En septembre de l’année dernière, il a été annoncé que Shawn Layden quitterait la présidence de Sony Worldwide Studios après 32 ans avec la société. Un cadre qui, bien qu’il ne soit plus lié à la PlayStation, j’ai encore beaucoup à dire.

Pendant son séjour au Gamelab Live 2020 qui se déroule ces jours-ci (la version numérique du Gamelab habituel), Layden a parlé de The Last of Us Part II et du coût de création de jeux de plus en plus ambitieux. Un modèle qui considère « intenable » à ce point, comme nous l’avons vu dans GamesIndustry. Pour lui, le mieux serait de revenir au triple A pendant 12 ou 15 heures.

Le nouveau Naughty Dog a été un énorme projet. Un jeu qui dure environ 25 heures si on n’est pas trop complet (contrairement à 15 du premier) dont la qualité technique et le niveau de détail sont l’un des plus élevés du secteur. Mais, ont-ils valu d’augmenter le temps de développement à six ans pour quelque chose comme ça?

Layden explique que les jeux AAA ont atteint les coûts de production de entre 80 et 150 millions de dollarsEt c’est sans compter les dépenses de marketing.

Je ne pense pas que dans la prochaine génération, vous pouvez prendre ces chiffres, les multiplier par deux et penser que vous grandissez. Je pense que l’ensemble de l’industrie doit prendre du recul et dire « d’accord, qu’allons-nous créer? Qu’est-ce que notre public attend? Quelle est la meilleure façon de raconter notre histoire et de dire ce que nous voulons dire? »

L’ancien dirigeant de Sony pointe l’éléphant évident dans la salle: faire des jeux de 50 ou 60 heures (ou près de 30 dans un titre très détaillé comme Le dernier d’entre nous, partie II) augmente de façon exponentielle les temps et les coûts de développement.

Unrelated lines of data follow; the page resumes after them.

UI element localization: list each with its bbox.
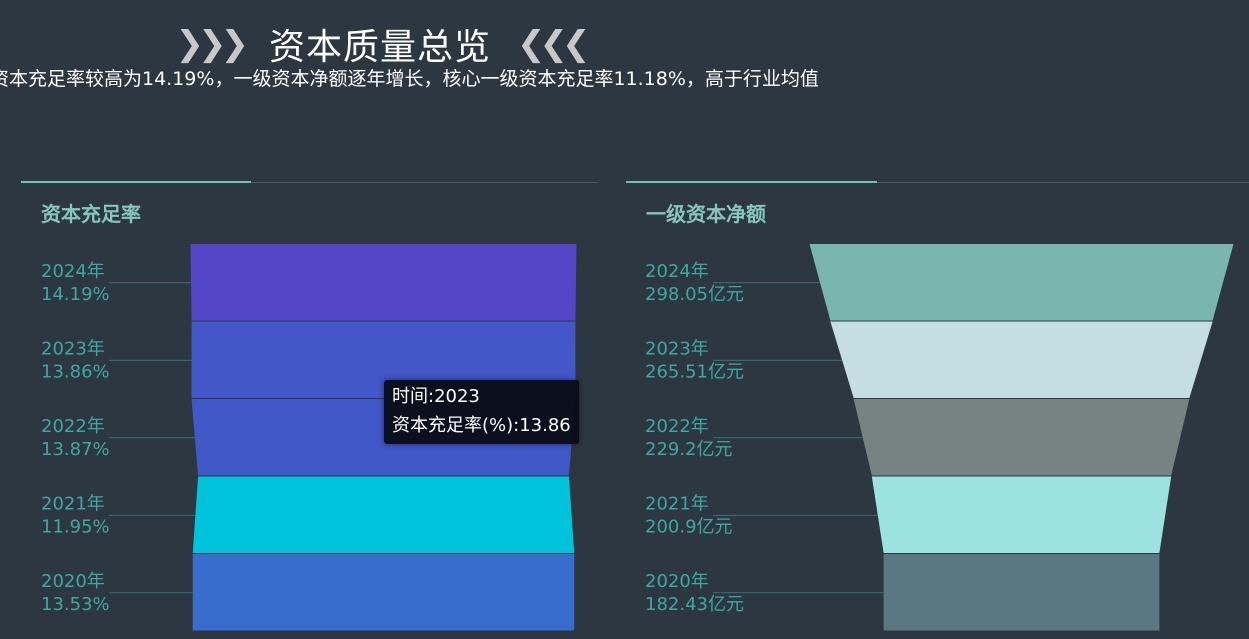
funnel-label-year: 2023年 bbox=[645, 338, 709, 359]
funnel-label-value: 13.86% bbox=[41, 361, 110, 382]
funnel-label-year: 2022年 bbox=[41, 416, 105, 437]
funnel-segment[interactable] bbox=[192, 554, 575, 631]
funnel-segment[interactable] bbox=[809, 244, 1234, 321]
funnel-label-year: 2021年 bbox=[645, 493, 709, 514]
funnel-label-value: 298.05亿元 bbox=[645, 284, 744, 305]
funnel-segment[interactable] bbox=[883, 554, 1160, 631]
funnel-label-value: 13.53% bbox=[41, 594, 110, 615]
funnel-label-year: 2023年 bbox=[41, 338, 105, 359]
funnel-label-value: 182.43亿元 bbox=[645, 594, 744, 615]
funnel-label-year: 2024年 bbox=[645, 261, 709, 282]
funnel-segment[interactable] bbox=[192, 476, 575, 554]
funnel-charts: 2024年14.19%2023年13.86%2022年13.87%2021年11… bbox=[41, 244, 1234, 631]
funnel-label-value: 14.19% bbox=[41, 284, 110, 305]
chart-tooltip: 时间:2023 资本充足率(%):13.86 bbox=[384, 380, 579, 444]
funnel-label-year: 2024年 bbox=[41, 261, 105, 282]
funnel-label-value: 11.95% bbox=[41, 516, 110, 537]
funnel-label-value: 265.51亿元 bbox=[645, 361, 744, 382]
funnel-label-year: 2020年 bbox=[645, 571, 709, 592]
funnel-segment[interactable] bbox=[871, 476, 1172, 554]
funnel-tier1-capital: 2024年298.05亿元 2023年265.51亿元 2022年229.2亿元 20… bbox=[645, 244, 1234, 631]
funnel-label-value: 229.2亿元 bbox=[645, 439, 733, 460]
funnel-label-year: 2020年 bbox=[41, 571, 105, 592]
funnel-segment[interactable] bbox=[830, 321, 1213, 399]
tooltip-time: 时间:2023 bbox=[392, 386, 480, 407]
funnel-segment[interactable] bbox=[190, 244, 577, 321]
funnel-label-year: 2022年 bbox=[645, 416, 709, 437]
funnel-label-value: 200.9亿元 bbox=[645, 516, 733, 537]
funnel-label-year: 2021年 bbox=[41, 493, 105, 514]
tooltip-value: 资本充足率(%):13.86 bbox=[392, 415, 571, 436]
funnel-label-value: 13.87% bbox=[41, 439, 110, 460]
funnel-segment[interactable] bbox=[853, 399, 1190, 476]
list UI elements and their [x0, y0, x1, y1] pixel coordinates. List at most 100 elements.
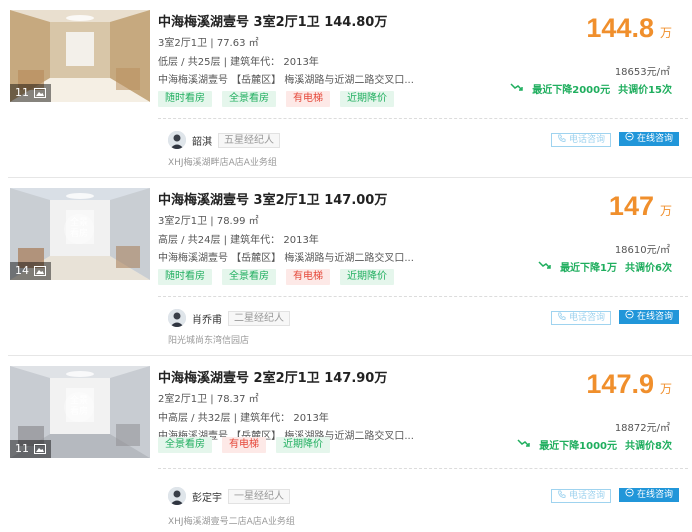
online-chat-label: 在线咨询 [636, 134, 673, 144]
online-chat-button[interactable]: 在线咨询 [619, 310, 679, 324]
total-price: 147 万 [609, 191, 672, 222]
online-chat-label: 在线咨询 [636, 312, 673, 322]
listing-photo[interactable]: 全景 看房 11 [10, 366, 150, 458]
unit-price: 18872元/㎡ [614, 423, 670, 434]
area: 78.37 ㎡ [216, 394, 259, 405]
layout: 2室2厅1卫 [158, 394, 208, 405]
panorama-badge: 全景 看房 [64, 392, 94, 422]
layout-area: 3室2厅1卫 | 77.63 ㎡ [158, 38, 259, 49]
trend-down-icon [517, 439, 531, 450]
agent-info[interactable]: 肖乔甫 二星经纪人 [168, 309, 290, 327]
phone-consult-label: 电话咨询 [568, 313, 605, 323]
feature-tag: 随时看房 [158, 91, 212, 107]
price-value: 147.9 [586, 369, 654, 399]
agent-store: XHJ梅溪湖壹号二店A店A业务组 [168, 517, 295, 527]
chat-icon [625, 310, 634, 324]
online-chat-button[interactable]: 在线咨询 [619, 132, 679, 146]
photo-count-badge: 14 [10, 262, 51, 280]
feature-tag: 近期降价 [276, 437, 330, 453]
feature-tag: 全景看房 [222, 91, 276, 107]
price-value: 144.8 [586, 13, 654, 43]
tag-list: 全景看房 有电梯 近期降价 [158, 437, 330, 453]
area: 77.63 ㎡ [216, 38, 259, 49]
divider [158, 118, 688, 119]
layout: 3室2厅1卫 [158, 216, 208, 227]
photo-count: 11 [15, 442, 29, 455]
price-drop-info: 最近下降1000元 共调价8次 [517, 437, 672, 452]
total-price: 144.8 万 [586, 13, 672, 44]
agent-name[interactable]: 韶淇 [192, 133, 212, 148]
phone-consult-button[interactable]: 电话咨询 [551, 311, 611, 325]
adjust-count: 共调价8次 [625, 441, 672, 452]
trend-down-icon [538, 261, 552, 272]
panorama-badge: 全景 看房 [64, 214, 94, 244]
divider [158, 296, 688, 297]
price-drop-info: 最近下降1万 共调价6次 [538, 259, 672, 274]
chat-icon [625, 488, 634, 502]
photo-icon [34, 88, 46, 98]
drop-text: 最近下降1万 [560, 263, 618, 274]
feature-tag: 全景看房 [222, 269, 276, 285]
total-price: 147.9 万 [586, 369, 672, 400]
layout-area: 2室2厅1卫 | 78.37 ㎡ [158, 394, 259, 405]
unit-price: 18610元/㎡ [614, 245, 670, 256]
divider [158, 468, 688, 469]
listing-title[interactable]: 中海梅溪湖壹号 3室2厅1卫 147.00万 [158, 189, 387, 208]
feature-tag: 近期降价 [340, 91, 394, 107]
layout: 3室2厅1卫 [158, 38, 208, 49]
online-chat-button[interactable]: 在线咨询 [619, 488, 679, 502]
unit-price: 18653元/㎡ [614, 67, 670, 78]
photo-icon [34, 444, 46, 454]
feature-tag: 有电梯 [286, 91, 330, 107]
listing-title[interactable]: 中海梅溪湖壹号 2室2厅1卫 147.90万 [158, 367, 387, 386]
online-chat-label: 在线咨询 [636, 490, 673, 500]
trend-down-icon [510, 83, 524, 94]
photo-count-badge: 11 [10, 84, 51, 102]
floor-info: 高层 / 共24层 | 建筑年代： 2013年 [158, 235, 319, 246]
tag-list: 随时看房 全景看房 有电梯 近期降价 [158, 91, 394, 107]
agent-rank-badge: 一星经纪人 [228, 488, 290, 504]
agent-info[interactable]: 彭定宇 一星经纪人 [168, 487, 290, 505]
agent-name[interactable]: 彭定宇 [192, 489, 222, 504]
listing-photo[interactable]: 11 [10, 10, 150, 102]
photo-count: 14 [15, 264, 29, 277]
agent-info[interactable]: 韶淇 五星经纪人 [168, 131, 280, 149]
price-unit: 万 [659, 204, 672, 218]
listing-card[interactable]: 11 中海梅溪湖壹号 3室2厅1卫 144.80万 3室2厅1卫 | 77.63… [0, 0, 692, 178]
agent-rank-badge: 五星经纪人 [218, 132, 280, 148]
phone-consult-button[interactable]: 电话咨询 [551, 489, 611, 503]
agent-avatar[interactable] [168, 309, 186, 327]
drop-text: 最近下降2000元 [532, 85, 611, 96]
listing-photo[interactable]: 全景 看房 14 [10, 188, 150, 280]
floor-info: 低层 / 共25层 | 建筑年代： 2013年 [158, 57, 319, 68]
agent-store: 阳光城尚东湾信园店 [168, 336, 250, 346]
address[interactable]: 中海梅溪湖壹号 【岳麓区】 梅溪湖路与近湖二路交叉口... [158, 249, 414, 264]
listing-title[interactable]: 中海梅溪湖壹号 3室2厅1卫 144.80万 [158, 11, 387, 30]
agent-avatar[interactable] [168, 487, 186, 505]
price-unit: 万 [659, 382, 672, 396]
chat-icon [625, 132, 634, 146]
phone-consult-label: 电话咨询 [568, 135, 605, 145]
photo-count-badge: 11 [10, 440, 51, 458]
feature-tag: 有电梯 [286, 269, 330, 285]
feature-tag: 有电梯 [222, 437, 266, 453]
area: 78.99 ㎡ [216, 216, 259, 227]
feature-tag: 全景看房 [158, 437, 212, 453]
photo-count: 11 [15, 86, 29, 99]
agent-rank-badge: 二星经纪人 [228, 310, 290, 326]
phone-consult-button[interactable]: 电话咨询 [551, 133, 611, 147]
layout-area: 3室2厅1卫 | 78.99 ㎡ [158, 216, 259, 227]
phone-icon [557, 489, 566, 503]
photo-icon [34, 266, 46, 276]
floor-info: 中高层 / 共32层 | 建筑年代： 2013年 [158, 413, 329, 424]
feature-tag: 随时看房 [158, 269, 212, 285]
address[interactable]: 中海梅溪湖壹号 【岳麓区】 梅溪湖路与近湖二路交叉口... [158, 71, 414, 86]
adjust-count: 共调价15次 [618, 85, 672, 96]
listing-card[interactable]: 全景 看房 11 中海梅溪湖壹号 2室2厅1卫 147.90万 2室2厅1卫 |… [0, 356, 692, 532]
agent-avatar[interactable] [168, 131, 186, 149]
adjust-count: 共调价6次 [625, 263, 672, 274]
phone-icon [557, 311, 566, 325]
agent-name[interactable]: 肖乔甫 [192, 311, 222, 326]
listing-card[interactable]: 全景 看房 14 中海梅溪湖壹号 3室2厅1卫 147.00万 3室2厅1卫 |… [0, 178, 692, 356]
phone-icon [557, 133, 566, 147]
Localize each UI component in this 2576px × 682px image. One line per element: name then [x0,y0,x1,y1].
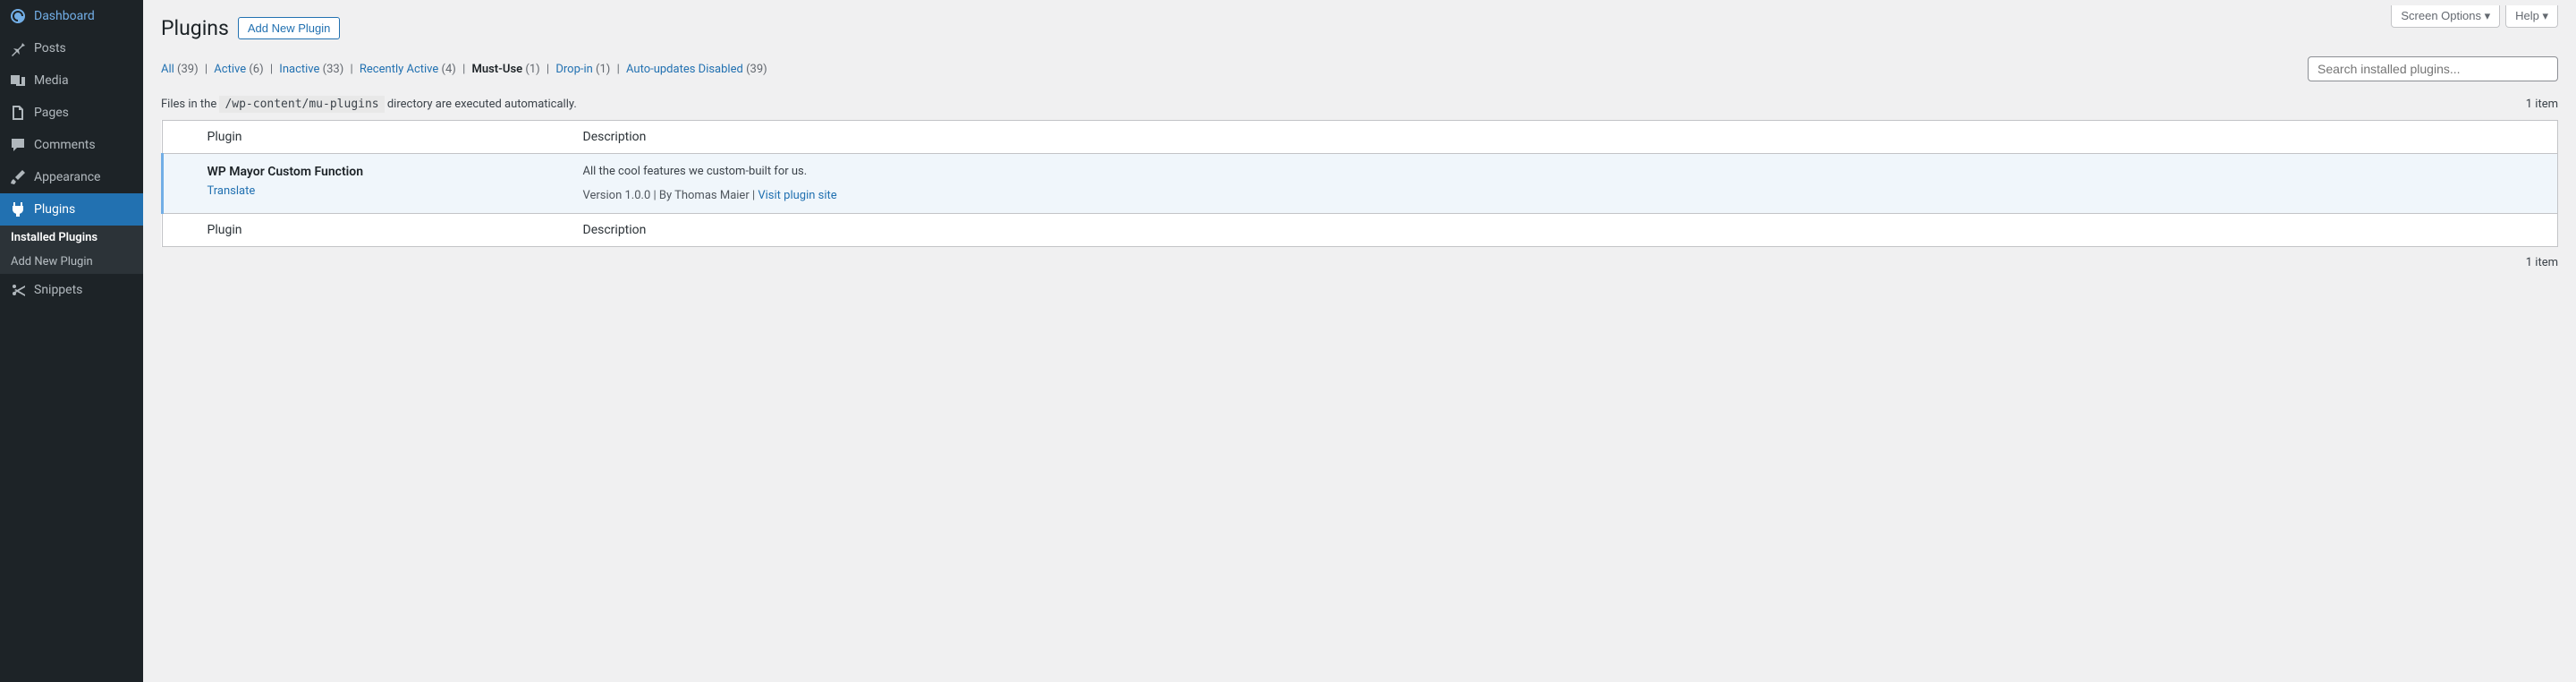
filter-drop-in-count: (1) [596,63,610,76]
filter-active[interactable]: Active [214,63,246,76]
sidebar-label: Appearance [34,170,100,184]
pin-icon [9,39,27,57]
admin-sidebar: Dashboard Posts Media Pages Comments App… [0,0,143,682]
filter-all[interactable]: All [161,63,174,76]
table-row: WP Mayor Custom Function Translate All t… [163,154,2558,214]
filter-must-use-count: (1) [525,63,539,76]
screen-options-button[interactable]: Screen Options ▾ [2391,5,2500,28]
sidebar-item-snippets[interactable]: Snippets [0,274,143,306]
main-content: Screen Options ▾ Help ▾ Plugins Add New … [143,0,2576,682]
sidebar-label: Dashboard [34,9,95,23]
sidebar-label: Media [34,73,69,88]
sidebar-label: Posts [34,41,66,55]
filter-row: All (39) | Active (6) | Inactive (33) | … [161,56,2558,81]
sidebar-label: Snippets [34,283,82,297]
help-button[interactable]: Help ▾ [2505,5,2558,28]
sidebar-submenu-plugins: Installed Plugins Add New Plugin [0,226,143,274]
sidebar-item-comments[interactable]: Comments [0,129,143,161]
sidebar-label: Plugins [34,202,75,217]
sidebar-item-dashboard[interactable]: Dashboard [0,0,143,32]
filter-auto-updates-disabled[interactable]: Auto-updates Disabled [626,63,743,76]
sidebar-sub-installed-plugins[interactable]: Installed Plugins [0,226,143,250]
sidebar-sub-add-new-plugin[interactable]: Add New Plugin [0,250,143,274]
visit-plugin-site-link[interactable]: Visit plugin site [758,189,836,202]
sidebar-item-pages[interactable]: Pages [0,97,143,129]
search-box [2308,56,2558,81]
media-icon [9,72,27,90]
comments-icon [9,136,27,154]
col-plugin-footer: Plugin [199,214,574,247]
scissors-icon [9,281,27,299]
filter-recently-active-count: (4) [442,63,456,76]
plugin-translate-link[interactable]: Translate [208,184,256,198]
add-new-plugin-button[interactable]: Add New Plugin [238,17,341,39]
info-text: Files in the /wp-content/mu-plugins dire… [161,98,577,111]
page-heading-wrap: Plugins Add New Plugin [161,0,2558,40]
col-plugin-header: Plugin [199,121,574,154]
filter-inactive[interactable]: Inactive [279,63,319,76]
filter-recently-active[interactable]: Recently Active [360,63,438,76]
filter-inactive-count: (33) [323,63,344,76]
row-checkbox-cell [163,154,199,214]
item-count-bottom: 1 item [161,256,2558,269]
sidebar-item-posts[interactable]: Posts [0,32,143,64]
plugin-name: WP Mayor Custom Function [208,165,565,179]
page-title: Plugins [161,16,229,40]
filter-must-use[interactable]: Must-Use [471,63,522,76]
sidebar-label: Comments [34,138,96,152]
sidebar-label: Pages [34,106,69,120]
filter-all-count: (39) [177,63,199,76]
filter-auto-updates-disabled-count: (39) [746,63,767,76]
col-checkbox [163,121,199,154]
sidebar-item-plugins[interactable]: Plugins [0,193,143,226]
sidebar-item-appearance[interactable]: Appearance [0,161,143,193]
sidebar-item-media[interactable]: Media [0,64,143,97]
plugins-table: Plugin Description WP Mayor Custom Funct… [161,120,2558,247]
help-label: Help [2515,9,2539,22]
search-input[interactable] [2308,56,2558,81]
plugin-description: All the cool features we custom-built fo… [583,165,2549,178]
info-row: Files in the /wp-content/mu-plugins dire… [161,98,2558,111]
mu-path-code: /wp-content/mu-plugins [219,96,384,113]
filter-drop-in[interactable]: Drop-in [555,63,592,76]
filter-active-count: (6) [249,63,263,76]
col-description-header: Description [574,121,2558,154]
top-buttons: Screen Options ▾ Help ▾ [2391,5,2558,28]
item-count-top: 1 item [2526,98,2558,111]
dashboard-icon [9,7,27,25]
pages-icon [9,104,27,122]
filter-links: All (39) | Active (6) | Inactive (33) | … [161,63,767,76]
plugin-meta: Version 1.0.0 | By Thomas Maier | Visit … [583,189,2549,202]
col-description-footer: Description [574,214,2558,247]
screen-options-label: Screen Options [2401,9,2481,22]
plug-icon [9,200,27,218]
brush-icon [9,168,27,186]
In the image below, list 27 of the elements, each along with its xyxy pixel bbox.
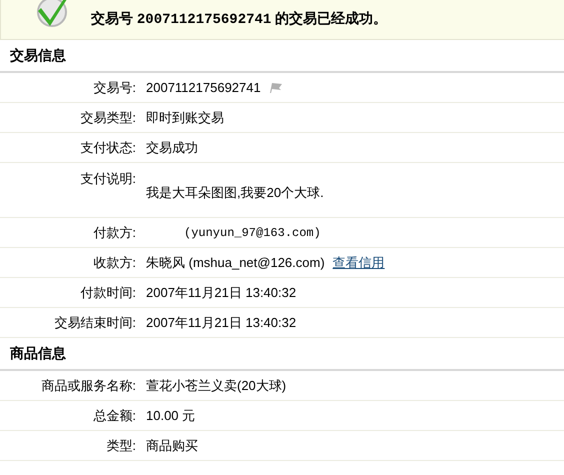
field-value: 交易成功 — [146, 138, 198, 157]
flag-icon — [268, 82, 283, 92]
field-value: 2007年11月21日 13:40:32 — [146, 284, 296, 302]
banner-message: 交易号 2007112175692741 的交易已经成功。 — [91, 9, 388, 30]
section-title: 交易信息 — [10, 46, 66, 65]
field-value: 商品购买 — [146, 436, 198, 455]
field-label: 支付说明: — [79, 170, 136, 188]
field-value: 我是大耳朵图图,我要20个大球. — [146, 184, 324, 202]
field-label: 交易号: — [92, 78, 136, 97]
field-value: 即时到账交易 — [146, 108, 224, 127]
field-value: 2007112175692741 — [146, 78, 261, 97]
credit-link[interactable]: 查看信用 — [332, 252, 385, 272]
field-label: 付款方: — [92, 224, 136, 242]
section-title: 商品信息 — [10, 344, 66, 363]
field-label: 交易类型: — [79, 108, 136, 127]
field-value: 萱花小苍兰义卖(20大球) — [146, 376, 286, 395]
field-label: 类型: — [105, 436, 136, 455]
field-label: 交易结束时间: — [53, 314, 136, 332]
field-value: 2007年11月21日 13:40:32 — [146, 314, 296, 332]
field-value: (yunyun_97@163.com) — [184, 224, 321, 242]
field-label: 付款时间: — [79, 284, 136, 302]
field-value: 10.00 元 — [146, 406, 196, 425]
field-label: 收款方: — [92, 254, 136, 272]
field-label: 总金额: — [92, 406, 136, 425]
field-label: 支付状态: — [79, 138, 136, 157]
field-label: 商品或服务名称: — [40, 376, 136, 395]
field-value: 朱晓风 (mshua_net@126.com) — [146, 254, 325, 272]
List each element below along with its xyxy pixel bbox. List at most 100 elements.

Non seulement cela, mais le prix total des jeux restera toujours le même (environ 60 euros). Là, un énorme déséquilibre se crée entre l’augmentation des frais de développement et du prix de vente, toujours statique. C’est donc insoutenable.

La voie vers un modèle plus sain

La solution? Comme je l’ai dit précédemment, Layden propose que l’industrie triple A se détende et revienne jeux courts et moins chers. Environ 15 heures environ.

Comment regarder cela et se demander s’il y a une autre réponse? Au lieu de passer cinq ans à faire un jeu de 80 heures, que diriez-vous de trois ans pour un jeu de 15 heures? Combien cela coûterait? Serait-ce une expérience complète?

Non seulement à cause de ce que cela signifierait pour l’industrie, mais parce que, personnellement, il préfère les jeux courts: « J’aimerais voir un retour aux matchs du triple A de 12 ou 15 heures. Je terminerais plus de matchs, d’une part ».

Pourtant, Layden est assez fier de la suite des événements. Le dernier d’entre nous, partie II. Après tout, il le supervisait pendant la majeure partie du développement. C’est « l’exemple définitif » de jeux axés sur l’histoire, selon lui.

Il est vrai que les jeux d’un peu plus de 10 heures n’ont pas disparu. La plupart sont encore définis sous le double label Aou jeux intermédiaires. Ce ne sont pas des indépendants, mais ce ne sont pas non plus des blockbusters.

Au lieu de cela, les dernières exclusivités Sony, ou les jeux Rockstar ou Ubisoft, parier sur des durées draconiennes. S’il est clair pour un vétéran de l’industrie que cela ne sera pas durable dans la prochaine génération, il y aura une raison. Espérons que la réduction des développements pourrait réduire le nombre de cas de crise, dont on a tant parlé dans l’industrie ces dernières années.